L’arrestation de Patrice-Edouard NGAISSONA par la France pour des crimes internationaux perpétrés en RCA : où est passée la loi de compétence universelle ?

Photo: Fadel Senna, AFP

 

1. Présentation des faits

Sur la base d’un mandat d’arrêt délivré le 7 décembre 2018 par la CPI, les autorités françaises ont procédé à l’arrestation de Patrice-Edouard Ngaissona,(un ancien leader du groupe armé Anti Balaka et ancien ministre des sports sous Bozize ), le 12 décembre 2018.
L’intérresé est poursuivi pour des crimes de guerre et des crimes contre l’humanité qui auraient été commis dans l’ouest de la RCA entre septembre 2013 et décembre 2014. A l’époque, Patrice- Edouard Ngaissona était l’un des dirigeants du mouvement anti-balaka.
Son nom figure d’ailleurs dans le Rapport du Bureau du procureur de la CPI établi au titre de l’art 53-1 du Statut , deuxième situation en RCA et dans le Rapport du Secrétaire général des Nations Unies en RCA. Son transfert à la Cour interviendra dans quelques semaines parce que ses avocats vont certainement contester la légalité de son arrestation.
Cette arrestation intervient un mois après la remise d’un autre chef de guerre du mouvement « anti balaka », Albert Yekatom alias « Rambo » à la CPI par les autorités centrafricaines.. Rappelons que les « anti balaka » composés majoritairement de chrétiens combattent depuis plusieurs années contre un autre groupe armé actif dénommé « Seleka » composé majoritairement des musulmans. Ce groupe avait réussi un coup d’Etat le 24 mars 2013 contre l’ancien président de RCA, François Bozize. À ce jour, aucun « Seleka » n’a été remis à la Cour. Contrairement à la situation en Côte d’Ivoire, le Bureau du Procureur a enquêté en RCA contre tous les groupes armés même si, pour l’instant, il n’a pas réussi à arrêter un membre de la « Seleka », peut-être, à cause de la situation sécuritaire. Quant à Ngaissona, il semble qu’il n’ait plus d’influence politique ou que son influence soit assez faible( en tant que Président de la fédération de Football). Difficile donc de prédire les conséquences de cette arrestation sur le terrain.

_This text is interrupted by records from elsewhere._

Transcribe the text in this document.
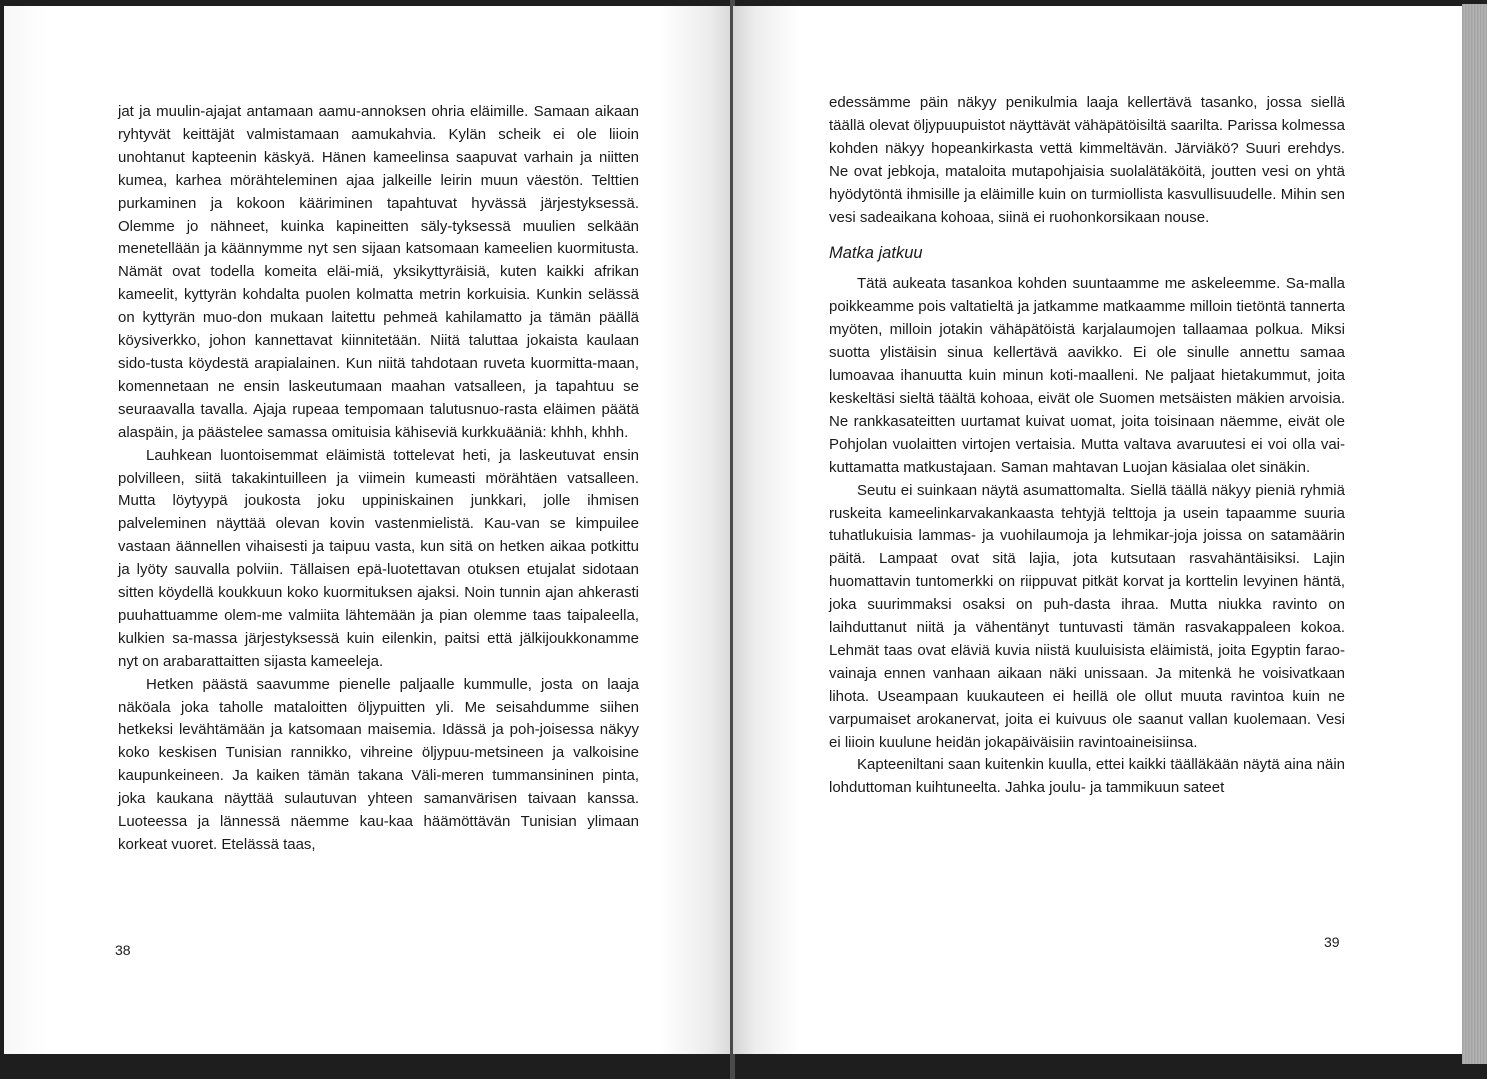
jat ja muulin-ajajat antamaan aamu-annoksen ohria eläimille. Samaan aikaan ryhtyvät keittäjät valmistamaan aamukahvia. Kylän scheik ei ole liioin unohtanut kapteenin käskyä. Hänen kameelinsa saapuvat varhain ja niitten kumea, karhea mörähteleminen ajaa jalkeille leirin muun väestön. Telttien purkaminen ja kokoon kääriminen tapahtuvat hyvässä järjestyksessä. Olemme jo nähneet, kuinka kapineitten säly-tyksessä muulien selkään menetellään ja käännymme nyt sen sijaan katsomaan kameelien kuormitusta. Nämät ovat todella komeita eläi-miä, yksikyttyräisiä, kuten kaikki afrikan kameelit, kyttyrän kohdalta puolen kolmatta metrin korkuisia. Kunkin selässä on kyttyrän muo-don mukaan laitettu pehmeä kahilamatto ja tämän päällä köysiverkko, johon kannettavat kiinnitetään. Niitä taluttaa jokaista kaulaan sido-tusta köydestä arapialainen. Kun niitä tahdotaan ruveta kuormitta-maan, komennetaan ne ensin laskeutumaan maahan vatsalleen, ja tapahtuu se seuraavalla tavalla. Ajaja rupeaa tempomaan talutusnuo-rasta eläimen päätä alaspäin, ja päästelee samassa omituisia kähiseviä kurkkuääniä: khhh, khhh.

Lauhkean luontoisemmat eläimistä tottelevat heti, ja laskeutuvat ensin polvilleen, siitä takakintuilleen ja viimein kumeasti mörähtäen vatsalleen. Mutta löytyypä joukosta joku uppiniskainen junkkari, jolle ihmisen palveleminen näyttää olevan kovin vastenmielistä. Kau-van se kimpuilee vastaan äännellen vihaisesti ja taipuu vasta, kun sitä on hetken aikaa potkittu ja lyöty sauvalla polviin. Tällaisen epä-luotettavan otuksen etujalat sidotaan sitten köydellä koukkuun koko kuormituksen ajaksi. Noin tunnin ajan ahkerasti puuhattuamme olem-me valmiita lähtemään ja pian olemme taas taipaleella, kulkien sa-massa järjestyksessä kuin eilenkin, paitsi että jälkijoukkonamme nyt on arabarattaitten sijasta kameeleja.

Hetken päästä saavumme pienelle paljaalle kummulle, josta on laaja näköala joka taholle mataloitten öljypuitten yli. Me seisahdumme siihen hetkeksi levähtämään ja katsomaan maisemia. Idässä ja poh-joisessa näkyy koko keskisen Tunisian rannikko, vihreine öljypuu-metsineen ja valkoisine kaupunkeineen. Ja kaiken tämän takana Väli-meren tummansininen pinta, joka kaukana näyttää sulautuvan yhteen samanvärisen taivaan kanssa. Luoteessa ja lännessä näemme kau-kaa häämöttävän Tunisian ylimaan korkeat vuoret. Etelässä taas,

38

edessämme päin näkyy penikulmia laaja kellertävä tasanko, jossa siellä täällä olevat öljypuupuistot näyttävät vähäpätöisiltä saarilta. Parissa kolmessa kohden näkyy hopeankirkasta vettä kimmeltävän. Järviäkö? Suuri erehdys. Ne ovat jebkoja, mataloita mutapohjaisia suolalätäköitä, joutten vesi on yhtä hyödytöntä ihmisille ja eläimille kuin on turmiollista kasvullisuudelle. Mihin sen vesi sadeaikana kohoaa, siinä ei ruohonkorsikaan nouse.

Matka jatkuu

Tätä aukeata tasankoa kohden suuntaamme me askeleemme. Sa-malla poikkeamme pois valtatieltä ja jatkamme matkaamme milloin tietöntä tannerta myöten, milloin jotakin vähäpätöistä karjalaumojen tallaamaa polkua. Miksi suotta ylistäisin sinua kellertävä aavikko. Ei ole sinulle annettu samaa lumoavaa ihanuutta kuin minun koti-maalleni. Ne paljaat hietakummut, joita keskeltäsi sieltä täältä kohoaa, eivät ole Suomen metsäisten mäkien arvoisia. Ne rankkasateitten uurtamat kuivat uomat, joita toisinaan näemme, eivät ole Pohjolan vuolaitten virtojen vertaisia. Mutta valtava avaruutesi ei voi olla vai-kuttamatta matkustajaan. Saman mahtavan Luojan käsialaa olet sinäkin.

Seutu ei suinkaan näytä asumattomalta. Siellä täällä näkyy pieniä ryhmiä ruskeita kameelinkarvakankaasta tehtyjä telttoja ja usein tapaamme suuria tuhatlukuisia lammas- ja vuohilaumoja ja lehmikar-joja joissa on satamäärin päitä. Lampaat ovat sitä lajia, jota kutsutaan rasvahäntäisiksi. Lajin huomattavin tuntomerkki on riippuvat pitkät korvat ja korttelin levyinen häntä, joka suurimmaksi osaksi on puh-dasta ihraa. Mutta niukka ravinto on laihduttanut niitä ja vähentänyt tuntuvasti tämän rasvakappaleen kokoa. Lehmät taas ovat eläviä kuvia niistä kuuluisista eläimistä, joita Egyptin farao-vainaja ennen vanhaan aikaan näki unissaan. Ja mitenkä he voisivatkaan lihota. Useampaan kuukauteen ei heillä ole ollut muuta ravintoa kuin ne varpumaiset arokanervat, joita ei kuivuus ole saanut vallan kuolemaan. Vesi ei liioin kuulune heidän jokapäiväisiin ravintoaineisiinsa.

Kapteeniltani saan kuitenkin kuulla, ettei kaikki täälläkään näytä aina näin lohduttoman kuihtuneelta. Jahka joulu- ja tammikuun sateet

39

Une deuxième arrestation dans une même situation, cela est encourageant et un bon signal dans la lutte contre l’impunité en RCA. C’est aussi une période fructeuse en matière de coopération des États parce que plusieurs mandats d’arrêt restent encore sans exécution.
Cependant, une interrogation se pose, c’est celle de savoir pourquoi la France n’a pas utilisé sa compétence universelle pour juger Patrice-Edouard Ngaissona ou l’envoyer devant la Cour pénale spéciale(en RCA) dont elle a milité activement pour sa création et dont le Procureur vient de dévoiler sa stratégie de poursuite, il y a quelques jours.

2. Où est passée la compétence universelle de la France ?

La question qu’on peut se demander est : pourquoi la France n’a-t-elle pas utilisé sa compétence universelle pour enquêter contre juger Patrice-Edouard Ngaissona ? De nombreux États parties au Statut de Rome, comme la France, prévoient dans leurs lois nationales une compétence universelle pour les crimes visés par le statut de la CPI, ce qui représente une extension indirecte de la compétence matérielle de la CPI. Il est important de rappeler qu’à Rome, lors des négociations sur le statut de la CPI, il y avait deux tendances : ceux qui voulaient avoir un Procureur indépendant et ceux qui voulaient sauvegarder la souveraineté des États et le compromis fut le principe de complémentarité. Ce principe veut que la CPI n’intervienne que quand les États parties sont dans l’incapacité ou n’ont pas la volonté d’enquêter et de poursuivre en justice. Les États étant principalement responsables des enquêtes et des poursuites relatives aux crimes visés par le statut de la CPI.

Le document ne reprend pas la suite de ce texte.